As a student and teacher at Glasgow, Alexander came under the influence of John S. Smart, who, along with Josiah Quincy Adams "knocked a hole" in the idea, held by almost everyone in 1900, that Shakespeare had been uneducated and had begun his career by revising other people's plays. "How an uneducated man could rewrite someone's plays I don't know," he said, and then began hunting on his desk for books to demonstrate the complete change of critical opinion.
He opened the Reader's Guide to Shakespeare, by Alfred Harbage, Henry B. and Anne M. Cabot Professor of English. "Here's a new book by a very distinguished Shakespearian scholar and he says simply that no one questions the Shakespearian authorship of any of the plays in the First Folio. The only one he's not sure about is Titus Andronicus; he doesn't think it's good enough. I think he's wrong. It's very clever play--though it's not a pleasant one. But you see, 50 years ago no one would have said that."
Published Works
When Smart died, Alexander published the chapters of his unfinished book, Shakespeare: Truth and Tradition in 1928. In 1929, "to consolidate the work of Smart," he published his own book, Shakespeare's Henry VI and Richard III, the first full-length refutation of the century-old thesis that various parts of the tetralogy had been written by Greene, Nashe, Peele and Marlowe, as well as by Shakespeare. In 1938 he published Shakespeare's Life and Art.
Alexander's major critical work is Hamlet, Father and Son, published in 1955, and originally delivered as the Lord Northcliffe Lectures at University College, London. "People invite you to give a series of lectures, and what do you do? You accept. But you can't talk about bibliographical matters easily with a mixed university group." He chuckled, and said that in 1945 he had given a lecture to the British Academy on Shakespeare's punctuation.
Alexander was at Glasgow from 1920 to 1963, with six years out as a major in the Second World War. "I was an anti-aircraft gunner," he said, "an old man's job." He became Regius Professor in 1935. Though he has written only on Shakespeare, he has also taught courses on the Romantic poets and on Chaucer. "I suppose I've lectured on the Victorians some, but with the death of Sir Walter Scott in 1832, the old-fashioned people like me lay off."
The major difference he sees between American and Scottish students is that the "education of young people here is more general. I didn't find any lack of intelligence in the people I taught at N.Y.U., but I couldn't count on--I wasn't clear what they had studied before they came up to the university." In Scotland, all students must pass exams in very specific subjects.
Harvard Compact
American universities are also more diffuse than Scottish ones. "At Glascow you sit down to dinner, and the man next to you may be in Hebrew, or botany, but here you never see the other people. I was at N.Y.U. a whole year and I never got to see the art department, though I would have liked to very much. Harvard, of course, is much more compact. If you want to see the science people, for instance, you just go up through the Quad to those buildings across the street.
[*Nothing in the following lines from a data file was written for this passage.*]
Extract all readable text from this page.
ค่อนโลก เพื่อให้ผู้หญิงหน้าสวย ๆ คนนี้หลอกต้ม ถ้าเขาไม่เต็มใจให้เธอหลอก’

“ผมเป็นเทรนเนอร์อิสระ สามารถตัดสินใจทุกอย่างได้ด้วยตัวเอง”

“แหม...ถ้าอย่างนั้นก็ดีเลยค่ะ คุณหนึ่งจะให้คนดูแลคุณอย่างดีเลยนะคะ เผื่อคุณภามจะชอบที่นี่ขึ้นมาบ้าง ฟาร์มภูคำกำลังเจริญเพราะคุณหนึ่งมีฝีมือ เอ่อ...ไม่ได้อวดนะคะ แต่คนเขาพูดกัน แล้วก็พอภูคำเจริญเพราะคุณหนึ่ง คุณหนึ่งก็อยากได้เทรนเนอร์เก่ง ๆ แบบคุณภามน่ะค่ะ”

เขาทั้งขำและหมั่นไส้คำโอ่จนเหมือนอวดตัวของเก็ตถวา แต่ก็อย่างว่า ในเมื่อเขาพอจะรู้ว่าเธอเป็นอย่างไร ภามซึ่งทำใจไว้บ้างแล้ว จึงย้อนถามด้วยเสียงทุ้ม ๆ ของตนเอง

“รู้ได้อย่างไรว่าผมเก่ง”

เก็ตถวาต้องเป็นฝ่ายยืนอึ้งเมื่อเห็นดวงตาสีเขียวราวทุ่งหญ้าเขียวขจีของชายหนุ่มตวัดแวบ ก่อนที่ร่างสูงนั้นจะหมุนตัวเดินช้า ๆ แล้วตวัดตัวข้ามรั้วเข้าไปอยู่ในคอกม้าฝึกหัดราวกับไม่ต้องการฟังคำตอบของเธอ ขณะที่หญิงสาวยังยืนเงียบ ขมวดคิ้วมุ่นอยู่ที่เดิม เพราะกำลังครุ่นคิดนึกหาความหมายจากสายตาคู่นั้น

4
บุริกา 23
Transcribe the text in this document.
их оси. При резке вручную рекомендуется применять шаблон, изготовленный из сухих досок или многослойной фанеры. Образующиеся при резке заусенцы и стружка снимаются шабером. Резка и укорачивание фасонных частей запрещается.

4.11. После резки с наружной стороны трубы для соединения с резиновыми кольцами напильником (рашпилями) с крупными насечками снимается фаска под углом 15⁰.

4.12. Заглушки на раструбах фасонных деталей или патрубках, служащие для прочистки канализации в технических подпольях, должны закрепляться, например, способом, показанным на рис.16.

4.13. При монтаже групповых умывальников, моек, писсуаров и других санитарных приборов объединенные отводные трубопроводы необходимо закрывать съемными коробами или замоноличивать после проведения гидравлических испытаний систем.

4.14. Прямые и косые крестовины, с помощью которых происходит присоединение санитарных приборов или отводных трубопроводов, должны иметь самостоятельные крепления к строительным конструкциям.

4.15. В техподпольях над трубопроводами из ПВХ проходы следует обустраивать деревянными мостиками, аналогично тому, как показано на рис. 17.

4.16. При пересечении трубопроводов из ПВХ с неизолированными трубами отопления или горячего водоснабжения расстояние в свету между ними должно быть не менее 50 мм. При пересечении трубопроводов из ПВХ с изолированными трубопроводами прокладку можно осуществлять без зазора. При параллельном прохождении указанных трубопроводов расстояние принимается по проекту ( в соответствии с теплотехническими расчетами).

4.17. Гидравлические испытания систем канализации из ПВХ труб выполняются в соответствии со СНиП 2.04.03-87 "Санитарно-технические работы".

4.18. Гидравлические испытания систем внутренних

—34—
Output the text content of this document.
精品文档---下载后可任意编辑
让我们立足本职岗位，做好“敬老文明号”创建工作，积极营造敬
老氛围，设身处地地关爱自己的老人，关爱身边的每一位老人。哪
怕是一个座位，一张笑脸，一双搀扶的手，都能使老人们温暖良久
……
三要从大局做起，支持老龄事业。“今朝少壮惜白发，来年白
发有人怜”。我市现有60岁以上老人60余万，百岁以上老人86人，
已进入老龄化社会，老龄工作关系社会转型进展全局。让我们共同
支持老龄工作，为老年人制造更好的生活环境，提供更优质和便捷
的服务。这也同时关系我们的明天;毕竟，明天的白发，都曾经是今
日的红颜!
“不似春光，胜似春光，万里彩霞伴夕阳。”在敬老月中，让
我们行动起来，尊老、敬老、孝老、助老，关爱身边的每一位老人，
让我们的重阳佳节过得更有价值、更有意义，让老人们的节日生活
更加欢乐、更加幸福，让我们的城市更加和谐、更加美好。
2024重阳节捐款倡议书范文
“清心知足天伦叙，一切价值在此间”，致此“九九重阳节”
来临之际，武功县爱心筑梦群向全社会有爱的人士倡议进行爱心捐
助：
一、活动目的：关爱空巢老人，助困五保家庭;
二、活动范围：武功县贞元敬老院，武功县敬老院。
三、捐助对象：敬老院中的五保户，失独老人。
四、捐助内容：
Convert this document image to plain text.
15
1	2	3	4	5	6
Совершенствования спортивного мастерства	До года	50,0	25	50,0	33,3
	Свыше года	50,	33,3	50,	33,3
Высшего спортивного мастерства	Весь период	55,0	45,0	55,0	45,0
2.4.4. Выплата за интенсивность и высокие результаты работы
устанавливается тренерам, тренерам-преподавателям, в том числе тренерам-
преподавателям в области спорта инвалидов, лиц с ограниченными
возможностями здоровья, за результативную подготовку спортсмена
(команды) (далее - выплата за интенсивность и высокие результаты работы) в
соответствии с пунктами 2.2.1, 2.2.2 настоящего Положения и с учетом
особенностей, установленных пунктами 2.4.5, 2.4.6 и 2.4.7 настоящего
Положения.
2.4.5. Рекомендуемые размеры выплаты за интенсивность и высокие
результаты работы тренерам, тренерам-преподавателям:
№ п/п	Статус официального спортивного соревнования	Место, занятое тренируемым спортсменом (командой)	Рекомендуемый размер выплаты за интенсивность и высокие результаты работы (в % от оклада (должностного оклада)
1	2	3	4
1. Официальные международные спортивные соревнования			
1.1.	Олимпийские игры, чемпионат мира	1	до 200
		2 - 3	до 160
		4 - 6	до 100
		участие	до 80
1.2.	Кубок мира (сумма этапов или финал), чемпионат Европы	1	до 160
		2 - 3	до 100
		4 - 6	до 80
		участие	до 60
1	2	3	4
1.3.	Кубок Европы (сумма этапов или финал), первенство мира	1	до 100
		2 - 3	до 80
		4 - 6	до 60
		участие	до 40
Still, even at Harvard I'm not just clear where the medical people are."
After his year at Trinity, Dublin, Alexander and his wife are retiring to St. Andrews. Though he does play golf his primary reason for settling there is that a university library will be available. Why is he leaving Glasgow? "I don't want to live next to the University where I've taught for 40 years. I'd get in the way of my successor. Nothing is such a nuisance as an idle colleague."
Alexander is unlikely to remain idle, however. His Shakespeare has just been published in Oxford's Home University Library series. "It was brought out for Shakespeare's birthday." And he intends to keep working on his own, "if my mind holds out."